Preheat oven to 500°F with rack in middle.
Make a pocket in center of roast by making a horizontal 1 1/2-inch-wide cut into 1 end of roast with a long thin knife, repeating from opposite end so pocket runs all the way through. Then make a vertical cut through center (forming a cross) to widen pocket. Push about 1 cup stuffing into pocket using a long-handled wooden spoon (you may need to stuff from both sides if roast is long). Reserve remaining stuffing for sauce.
Season roast with 1 1/2 teaspoons salt and 1/2 teaspoon pepper and put in a large flameproof roasting pan. Wrap with bacon, between rib bones, tucking ends under roast. Roast pork 20 minutes, then reduce oven to 325°F and roast until an instant-read thermometer inserted 2 inches into center of roast (do not touch bone or stuffing) registers 155°F, 1 1/4 to 1 1/2 hours total.
Transfer roast to a cutting board, reserving pan, and let stand, loosely covered with foil, 15 to 20 minutes. (Temperature of meat will rise to about 160°F; meat will be slightly pink.)
Skim fat from pan drippings and reserve 1 1/2 tablespoons fat. Straddle pan across 2 burners and add Port to drippings, then deglaze pan by boiling over high heat, stirring and scraping up brown bits, 1 minute. Strain pan juices through a fine-mesh sieve into a bowl, discarding solids.
Cook shallot in reserved fat in a heavy medium saucepan over medium heat, stirring occasionally, until softened, about 3 minutes.

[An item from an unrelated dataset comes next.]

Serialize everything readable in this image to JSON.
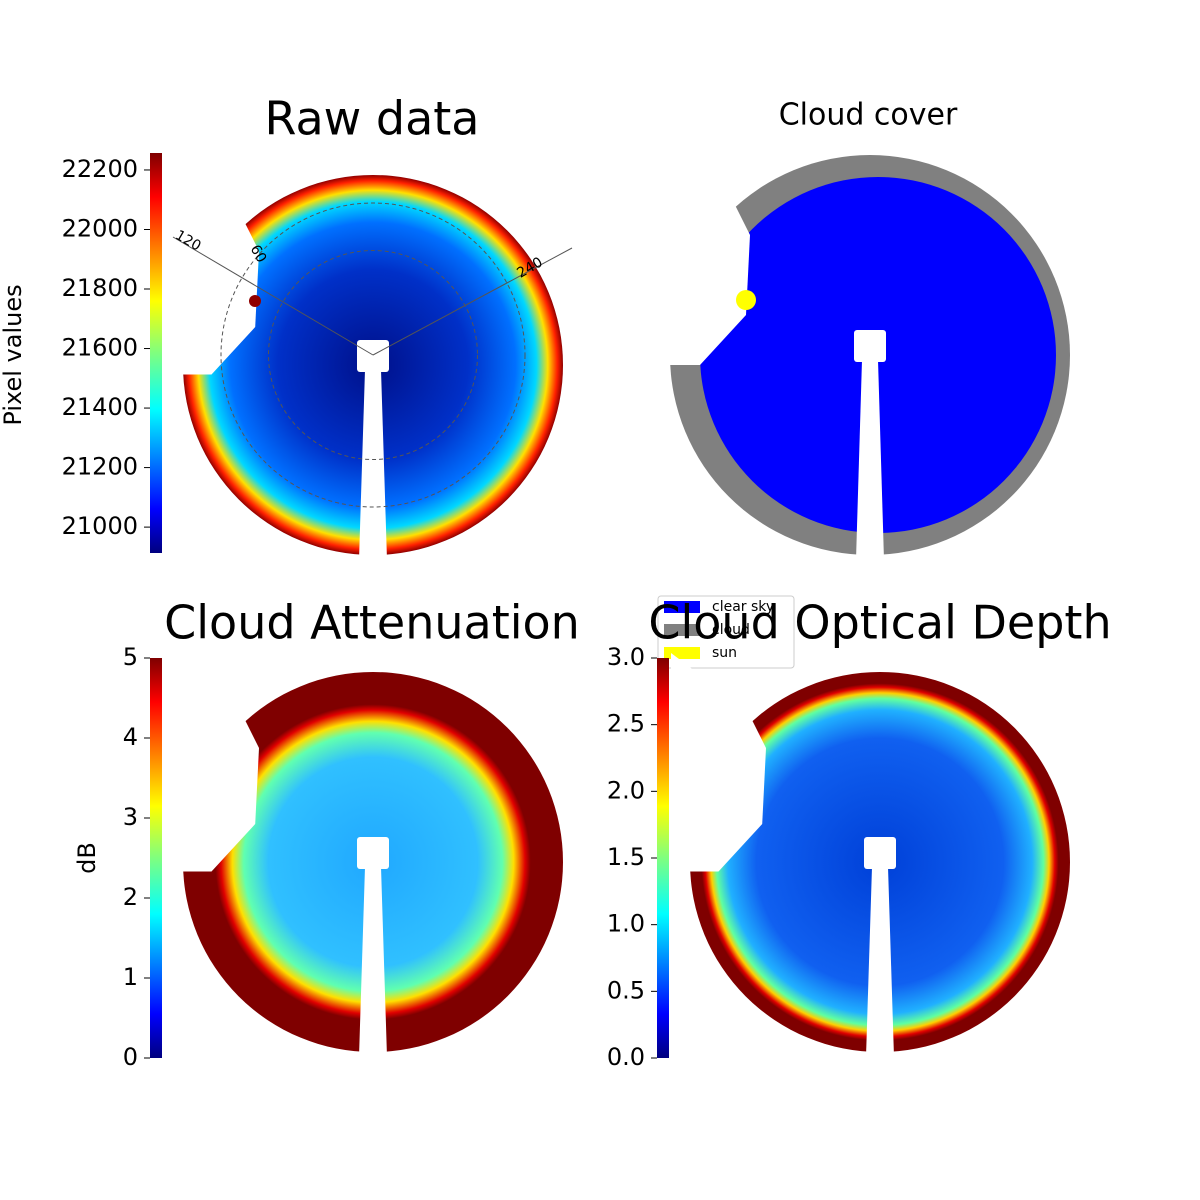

Stir in pan juices, 1 1/4 cups water, and reserved fruit stuffing and bring to a simmer.
Whisk together arrowroot and remaining 1/4 cup water until smooth, then whisk into sauce with any juices from cutting board.
Simmer sauce, whisking occasionally, until slightly thickened, about 5 minutes. Season with salt and pepper.
Carve roast into chops by cutting between ribs, then serve with sauce.
•Stuffing can be made 2 days ahead and chilled.•Uncooked roast improves in flavor if stuffed, seasoned, and wrapped with bacon 1 day ahead and chilled. Bring to room temperature before roasting.